El Cuerpo Místico de Cristo
Mis Queridas Hermanas y Hermanos en Cristo,
La Iglesia enseña que la vida en Cristo comienza con el bautismo y se alimenta con la recepción frecuente de la Sagrada Eucaristía, el cuerpo y la sangre de Cristo. En su encíclica de 1943, “Mystici Corporis Christi” (El Cuerpo Místico de Cristo), el Papa Pío XII escribe: “Si quisiéramos definir esta verdadera Iglesia de Jesucristo… no encontraríamos expresión más noble, más sublime o más divina que la frase que la llama Cuerpo Místico de Jesucristo” (#13).

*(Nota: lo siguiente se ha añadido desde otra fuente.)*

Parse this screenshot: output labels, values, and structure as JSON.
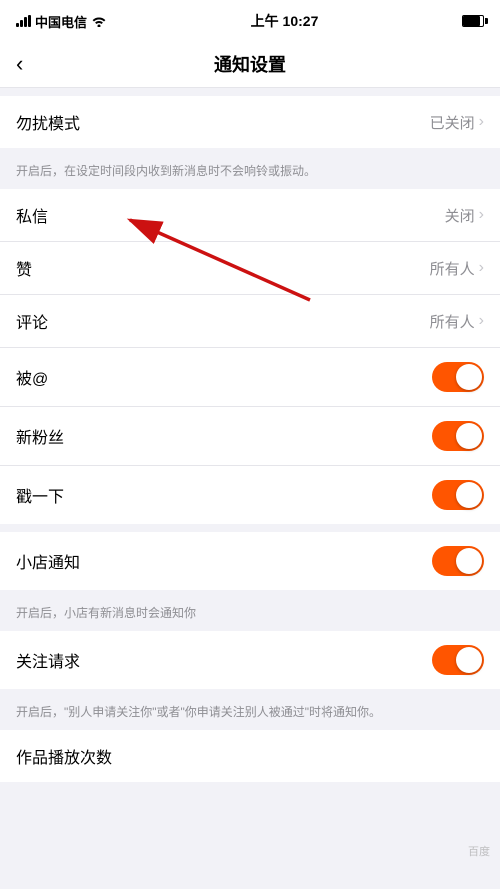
{
  "statusBar": {
    "carrier": "中国电信",
    "time": "上午 10:27",
    "wifiIcon": "wifi",
    "batteryLevel": 85
  },
  "nav": {
    "back": "‹",
    "title": "通知设置"
  },
  "sections": [
    {
      "id": "dnd",
      "items": [
        {
          "label": "勿扰模式",
          "valueText": "已关闭",
          "type": "chevron"
        }
      ],
      "note": "开启后，在设定时间段内收到新消息时不会响铃或振动。"
    },
    {
      "id": "messages",
      "items": [
        {
          "label": "私信",
          "valueText": "关闭",
          "type": "chevron"
        },
        {
          "label": "赞",
          "valueText": "所有人",
          "type": "chevron"
        },
        {
          "label": "评论",
          "valueText": "所有人",
          "type": "chevron"
        },
        {
          "label": "被@",
          "valueText": "",
          "type": "toggle",
          "toggleOn": true
        },
        {
          "label": "新粉丝",
          "valueText": "",
          "type": "toggle",
          "toggleOn": true
        },
        {
          "label": "戳一下",
          "valueText": "",
          "type": "toggle",
          "toggleOn": true
        }
      ]
    },
    {
      "id": "shop",
      "items": [
        {
          "label": "小店通知",
          "valueText": "",
          "type": "toggle",
          "toggleOn": true
        }
      ],
      "note": "开启后，小店有新消息时会通知你"
    },
    {
      "id": "follow",
      "items": [
        {
          "label": "关注请求",
          "valueText": "",
          "type": "toggle",
          "toggleOn": true
        }
      ],
      "note": "开启后，\"别人申请关注你\"或者\"你申请关注别人被通过\"时将通知你。"
    },
    {
      "id": "playcount",
      "items": [
        {
          "label": "作品播放次数",
          "valueText": "",
          "type": "none"
        }
      ]
    }
  ]
}
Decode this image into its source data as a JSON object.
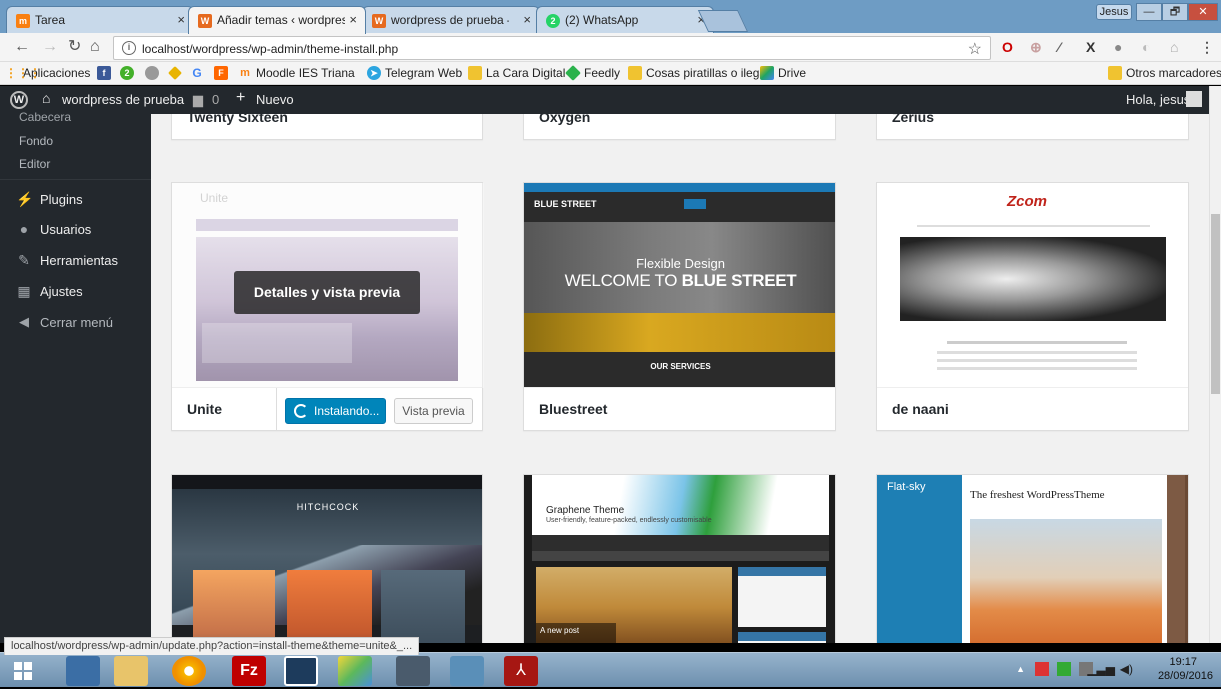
{
  "browser": {
    "tabs": [
      {
        "label": "Tarea",
        "close": "×",
        "favicon": "moodle-icon",
        "active": false
      },
      {
        "label": "Añadir temas ‹ wordpres",
        "close": "×",
        "favicon": "wordpress-orange-icon",
        "active": true
      },
      {
        "label": "wordpress de prueba – C",
        "close": "×",
        "favicon": "wordpress-orange-icon",
        "active": false
      },
      {
        "label": "(2) WhatsApp",
        "close": "×",
        "favicon": "whatsapp-icon",
        "active": false
      }
    ],
    "user_chip": "Jesus",
    "window_buttons": [
      "—",
      "🗗",
      "✕"
    ],
    "url": "localhost/wordpress/wp-admin/theme-install.php",
    "bookmarks": [
      {
        "label": "Aplicaciones",
        "color": "#f39c12"
      },
      {
        "label": "",
        "color": "#3b5998",
        "icon": "facebook-icon"
      },
      {
        "label": "",
        "color": "#43b02a",
        "icon": "whatsapp-icon"
      },
      {
        "label": "",
        "color": "#888888",
        "icon": "bookmark-icon"
      },
      {
        "label": "",
        "color": "#e8b400",
        "icon": "bookmark-icon"
      },
      {
        "label": "G",
        "color": "#4285f4",
        "icon": "google-icon"
      },
      {
        "label": "",
        "color": "#ff6600",
        "icon": "flipboard-icon"
      },
      {
        "label": "Moodle IES Triana",
        "color": "#f98012"
      },
      {
        "label": "Telegram Web",
        "color": "#2ca5e0"
      },
      {
        "label": "La Cara Digital",
        "color": "#f0c330"
      },
      {
        "label": "Feedly",
        "color": "#2bb24c"
      },
      {
        "label": "Cosas piratillas o ilega",
        "color": "#f0c330"
      },
      {
        "label": "Drive",
        "color": "#1fa463"
      }
    ],
    "other_bookmarks": "Otros marcadores",
    "status_url": "localhost/wordpress/wp-admin/update.php?action=install-theme&theme=unite&_..."
  },
  "adminbar": {
    "site": "wordpress de prueba",
    "comments": "0",
    "new": "Nuevo",
    "greeting": "Hola, jesus"
  },
  "sidebar": {
    "submenu": [
      "Cabecera",
      "Fondo",
      "Editor"
    ],
    "items": [
      {
        "label": "Plugins",
        "icon": "plug-icon"
      },
      {
        "label": "Usuarios",
        "icon": "users-icon"
      },
      {
        "label": "Herramientas",
        "icon": "wrench-icon"
      },
      {
        "label": "Ajustes",
        "icon": "settings-icon"
      },
      {
        "label": "Cerrar menú",
        "icon": "collapse-icon"
      }
    ]
  },
  "themes": {
    "top_row": [
      "Twenty Sixteen",
      "Oxygen",
      "Zerius"
    ],
    "row2": [
      {
        "name": "Unite",
        "overlay": "Detalles y vista previa",
        "install": "Instalando...",
        "preview": "Vista previa"
      },
      {
        "name": "Bluestreet",
        "hero1": "Flexible Design",
        "hero2a": "WELCOME TO ",
        "hero2b": "BLUE STREET",
        "services": "OUR SERVICES"
      },
      {
        "name": "de naani",
        "logo": "Zcom"
      }
    ],
    "row3": [
      {
        "name": "Hitchcock",
        "hero": "HITCHCOCK"
      },
      {
        "name": "Graphene",
        "title": "Graphene Theme",
        "tagline": "User-friendly, feature-packed, endlessly customisable",
        "post": "A new post"
      },
      {
        "name": "Flat-sky",
        "logo": "Flat-sky",
        "headline": "The freshest WordPressTheme"
      }
    ]
  },
  "taskbar": {
    "time": "19:17",
    "date": "28/09/2016"
  }
}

La imagen del Cuerpo de Cristo celebra la encarnación del Verbo de Dios, su humanidad y su presencia real entre nosotros en el sacramento que nos dio la noche antes de sufrir y morir por nosotros. También celebra una de las enseñanzas más profundas de nuestra fe católica—que todos los cristianos bautizados se han unido a Cristo y se han convertido en su Cuerpo místico, la Iglesia. San Pablo enseña que Cristo es la cabeza de la Iglesia, y que todos estamos unidos a él. Como tales, formamos un cuerpo unificado en nuestra diversidad y dedicado al crecimiento sobrenatural y a la transformación del mundo entero en Cristo.
El Concilio Vaticano II y todos los Papas recientes han reforzado esta enseñanza sobre la unidad absoluta de Cristo y su Iglesia y su poderosa expresión sacramental en la Eucaristía. Nuestra unidad como cristianos está garantizada por nuestra participación en la vida de Cristo, que se realiza de una vez por todas en el bautismo y se nutre, restaura y santifica por nuestra frecuente recepción de su Santísimo Cuerpo y Sangre en la Eucaristía.
El Evangelio de San Marcos recoge las palabras utilizadas por nuestro Redentor cuando instituyó por primera vez este gran sacramento:
Mientras comían, Jesús tomó en sus manos el pan y, habiendo pronunciado la bendición, lo partió y se lo dio a ellos, diciendo: ”Tomen, esto es mi cuerpo”. Luego tomó en sus manos una copa y habiendo dado gracias a Dios, se la pasó a ellos, y todos bebieron. Les dijo: “Esto es mi sangre, con lo que se confirma la alianza, sangre que es derramada en favor de muchos. Les aseguro que no volveré a beber del producto de la vid, hasta el día en que beba el vino nuevo en el reino de Dios” (Mc 14:12–16, 22–26).
Jesús nos ha dado este precioso don de sí mismo, y nos ha pedido que repitamos sus palabras a menudo para que podamos llegar a ser en nuestras propias vidas lo que Jesús es para nosotros y para el mundo: personas que se preocupan por las necesidades de todos nuestros hermanos y hermanas.